Another concept pursued is the vaccination of animals with secreted proteins of meningococci obtained from cell‐ and vesicle‐free supernatants (Li ). The secretome of meningococci has been reviewed recently (van Ulsen and Tommassen, 2006). Li and colleagues (2009) suggest that secreted proteins partly stick to the outer membrane, thereby serving as targets for bactericidal antibodies.

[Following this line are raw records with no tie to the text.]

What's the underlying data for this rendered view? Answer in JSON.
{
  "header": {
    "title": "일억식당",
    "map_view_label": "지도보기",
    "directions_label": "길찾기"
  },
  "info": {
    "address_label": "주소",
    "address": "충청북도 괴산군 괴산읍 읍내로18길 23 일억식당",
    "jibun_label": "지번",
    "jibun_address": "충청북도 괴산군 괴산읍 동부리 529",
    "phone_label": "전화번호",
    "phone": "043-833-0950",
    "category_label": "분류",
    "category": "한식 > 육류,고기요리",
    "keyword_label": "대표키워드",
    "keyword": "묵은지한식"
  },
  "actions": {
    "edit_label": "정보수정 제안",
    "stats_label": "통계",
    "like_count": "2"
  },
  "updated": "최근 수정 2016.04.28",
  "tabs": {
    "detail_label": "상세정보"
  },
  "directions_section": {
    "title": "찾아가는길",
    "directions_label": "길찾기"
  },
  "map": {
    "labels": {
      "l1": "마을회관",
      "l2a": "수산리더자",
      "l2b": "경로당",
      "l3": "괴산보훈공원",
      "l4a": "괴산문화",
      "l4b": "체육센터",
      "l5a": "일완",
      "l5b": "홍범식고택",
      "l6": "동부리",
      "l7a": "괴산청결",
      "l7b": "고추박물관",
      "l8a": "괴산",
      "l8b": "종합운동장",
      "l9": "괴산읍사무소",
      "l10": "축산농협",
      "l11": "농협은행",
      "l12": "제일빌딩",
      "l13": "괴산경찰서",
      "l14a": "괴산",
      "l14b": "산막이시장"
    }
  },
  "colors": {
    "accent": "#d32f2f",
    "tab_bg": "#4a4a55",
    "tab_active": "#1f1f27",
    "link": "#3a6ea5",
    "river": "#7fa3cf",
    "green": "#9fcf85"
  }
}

Of interest is the investigation in animal models of attenuated meningococcal strains as live vaccines such as unencapsulated strains with the genotype ΔsiaDΔrfaF or ΔsiaDΔmetH(Li ). Furthermore, Ciabattini and colleagues (2008) reported Streptococcus gordonii strains expressing the adhesin NadA (Comanducci ) and the putative serum resistance modulator NhhA (Sjolinder ), which induced the mucosal secretion of specific IgA in mice (Ciabattini ). NadA is probably not the best choice for broad protection against meningococci, as it is not expressed in a variety of IMD‐associated strains (Comanducci ; Elias and Vogel, 2007; Lucidarme ). Nevertheless, vaccination with live bacteria is an interesting issue to pursue. We suggest to consider also cnl meningococci, which are constitutively unencapsulated and widely present among healthy carriers (Claus ). IMD caused by cnl meningococci is extremely rare. We reported one case in a severely immunocompromised patient (Vogel ), who was the only cnl IMD case among more than 3400 cases investigated by the reference laboratory between 2002 and 2009. There are two further case reports of invasive disease due to cnl meningococci with one fatal case from Canada and three cases from Burkina Faso (Hoang ; Findlow ). There is evidence that cnl meningococci represent ancestors of meningococci (Schoen ). Uptake of the capsule locus is possible in the laboratory (own unpublished observation), but unlikely to occur in nature based on genetic analysis of carrier isolates and theoretical consideration taking into account the size of the DNA fragment harbouring the capsule locus. Data are needed for the persistence of carriage of capsule null locus meningococci and the induction of bactericidal antibodies during carriage. Furthermore, the effect of live immunization practices on the population structure of the bacteria and natural boosting would need to be addressed.

Conclusions

The next years will see the introduction of conjugated meningococcus A vaccines in Africa, of new conjugated tetravalent vaccines, and hopefully also of the first broadly cross‐reactive MenB vaccines. A variety of MenB protein vaccine candidates with possibly broad cross‐reactivity also among other serogrups are under investigation, with the ones using the FHBP being advanced farthest. It is difficult to provide an estimate of the potential coverage of FHBP vaccines due to geographic effects, the unknown impact of carriage, and the unknown velocity and effectiveness of immune escape once effective herd immunity has been established. Many questions will only be answered after licensure, and one may assume that the first generation of universal MenB protein vaccines will be a starting point of continuous development. For sure, MenB vaccines might affect the population structure of the bacteria and consequently the development of natural immunity. Therefore, carriage studies are necessary, as well as an effective post‐licensure surveillance of disease. The integration of various players during MenB vaccine development and introduction is summarized in Fig. 3.

Figure 3

Development of meningococcal vaccines and depiction of the interaction between research institutions, industry and the public health sector.